作者
Shanghui Ye,Panfeng Zhang,Zheng Huang,Pengxiang Wang,Qing Xu,Yujian Bian,Shi Wang,Yong-Hua Li,Wen‐Yong Lai
摘要
High-cross-linking temperature is a big challenge involved in solution processing hole-transport materials (HTMs) for multilayer devices. The typical styrene-based HTMs required a high temperature of around 180 °C to form a network. To resolve this problem, we designed a dual-core MCP-type HTM by integrating four carbazole moieties with N3,N3,N3′,N3′-tetraphenyl-[1,1′-biphenyl]-3,3′-diamine, on which four terminal styryl units were connected through a flexible chain, which enables facile in situ cross-linking through photothermally initiating a thiol–ene reaction with pentaerythritol tetrakis(3-mercaptopropionate).
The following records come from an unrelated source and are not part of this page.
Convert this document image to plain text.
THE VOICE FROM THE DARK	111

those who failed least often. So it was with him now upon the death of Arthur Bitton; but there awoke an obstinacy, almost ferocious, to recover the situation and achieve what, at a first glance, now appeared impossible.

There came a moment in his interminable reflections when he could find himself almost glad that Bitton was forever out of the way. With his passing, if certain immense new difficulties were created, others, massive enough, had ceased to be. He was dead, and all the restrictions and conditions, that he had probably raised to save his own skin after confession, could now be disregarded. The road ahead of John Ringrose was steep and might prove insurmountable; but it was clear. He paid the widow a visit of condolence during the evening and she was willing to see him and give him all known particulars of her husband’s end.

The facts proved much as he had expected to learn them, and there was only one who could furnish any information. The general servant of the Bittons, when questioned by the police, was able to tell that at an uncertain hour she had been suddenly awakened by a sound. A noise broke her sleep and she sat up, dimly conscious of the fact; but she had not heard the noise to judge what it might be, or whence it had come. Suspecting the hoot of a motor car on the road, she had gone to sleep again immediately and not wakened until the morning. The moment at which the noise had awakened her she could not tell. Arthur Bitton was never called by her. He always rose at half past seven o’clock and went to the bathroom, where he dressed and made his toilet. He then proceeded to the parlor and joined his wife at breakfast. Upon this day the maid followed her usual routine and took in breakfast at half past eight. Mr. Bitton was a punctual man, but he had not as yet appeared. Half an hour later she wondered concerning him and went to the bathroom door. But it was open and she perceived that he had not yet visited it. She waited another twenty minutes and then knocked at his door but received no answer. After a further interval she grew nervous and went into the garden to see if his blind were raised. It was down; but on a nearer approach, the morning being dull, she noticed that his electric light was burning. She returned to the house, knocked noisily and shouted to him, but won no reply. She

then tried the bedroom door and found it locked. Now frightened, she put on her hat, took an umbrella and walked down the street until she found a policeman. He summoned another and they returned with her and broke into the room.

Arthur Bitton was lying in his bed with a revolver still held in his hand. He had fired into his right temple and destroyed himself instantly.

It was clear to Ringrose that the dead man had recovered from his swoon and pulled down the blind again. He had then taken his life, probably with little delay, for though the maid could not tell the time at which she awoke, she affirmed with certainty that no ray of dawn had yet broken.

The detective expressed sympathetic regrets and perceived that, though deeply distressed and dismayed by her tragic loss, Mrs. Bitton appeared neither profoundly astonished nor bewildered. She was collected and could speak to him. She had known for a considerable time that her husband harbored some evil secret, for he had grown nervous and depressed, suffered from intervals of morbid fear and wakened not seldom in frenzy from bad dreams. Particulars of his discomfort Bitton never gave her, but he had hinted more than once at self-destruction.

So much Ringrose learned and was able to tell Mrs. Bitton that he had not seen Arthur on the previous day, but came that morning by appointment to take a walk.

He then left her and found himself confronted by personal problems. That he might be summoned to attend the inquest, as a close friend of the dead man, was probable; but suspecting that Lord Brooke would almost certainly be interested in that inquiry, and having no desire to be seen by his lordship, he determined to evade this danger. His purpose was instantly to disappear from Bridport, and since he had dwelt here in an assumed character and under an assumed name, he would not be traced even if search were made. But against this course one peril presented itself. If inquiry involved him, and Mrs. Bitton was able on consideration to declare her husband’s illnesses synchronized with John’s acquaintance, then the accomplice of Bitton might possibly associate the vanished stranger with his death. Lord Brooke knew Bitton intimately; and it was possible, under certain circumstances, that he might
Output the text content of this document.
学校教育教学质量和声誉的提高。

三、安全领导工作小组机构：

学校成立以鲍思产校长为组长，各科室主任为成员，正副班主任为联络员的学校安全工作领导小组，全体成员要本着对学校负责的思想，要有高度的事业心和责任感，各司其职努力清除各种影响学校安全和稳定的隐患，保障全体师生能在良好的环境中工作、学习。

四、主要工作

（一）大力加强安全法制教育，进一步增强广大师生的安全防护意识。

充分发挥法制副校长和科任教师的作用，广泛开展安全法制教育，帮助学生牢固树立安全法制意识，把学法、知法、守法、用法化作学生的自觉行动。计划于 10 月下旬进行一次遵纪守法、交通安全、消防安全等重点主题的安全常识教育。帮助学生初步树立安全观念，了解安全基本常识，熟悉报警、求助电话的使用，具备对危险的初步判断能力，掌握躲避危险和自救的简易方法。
The cross-linking temperature was significantly reduced from 180 to 80 °C, which is a record-low temperature for cross-linking styrene terminal HTMs. Through tuning the aliphatic chain length, four cross-linkable HTMs, named V-HBACz, V-OBACz, V-DBACz, and V-DOBACz, were synthesized, with a high-triplet-energy level of up to 2.91 eV, a high thermal decomposition temperature of 430 °C, and a hole mobility of up to 2.4 × 10–4 cm2 V–1 s–1. Furthermore, solution-processed thermally activated delayed fluorescence devices with multilayer architecture were prepared based on the newly synthesized HTMs, and a 3-fold improvement in efficiency was achieved in typical 4CzIPN green devices, with a high luminance of 32 016 cd m–2, a maximum current efficiency of 78.2 cd A–1, and a maximum external quantum efficiency of 24.5%.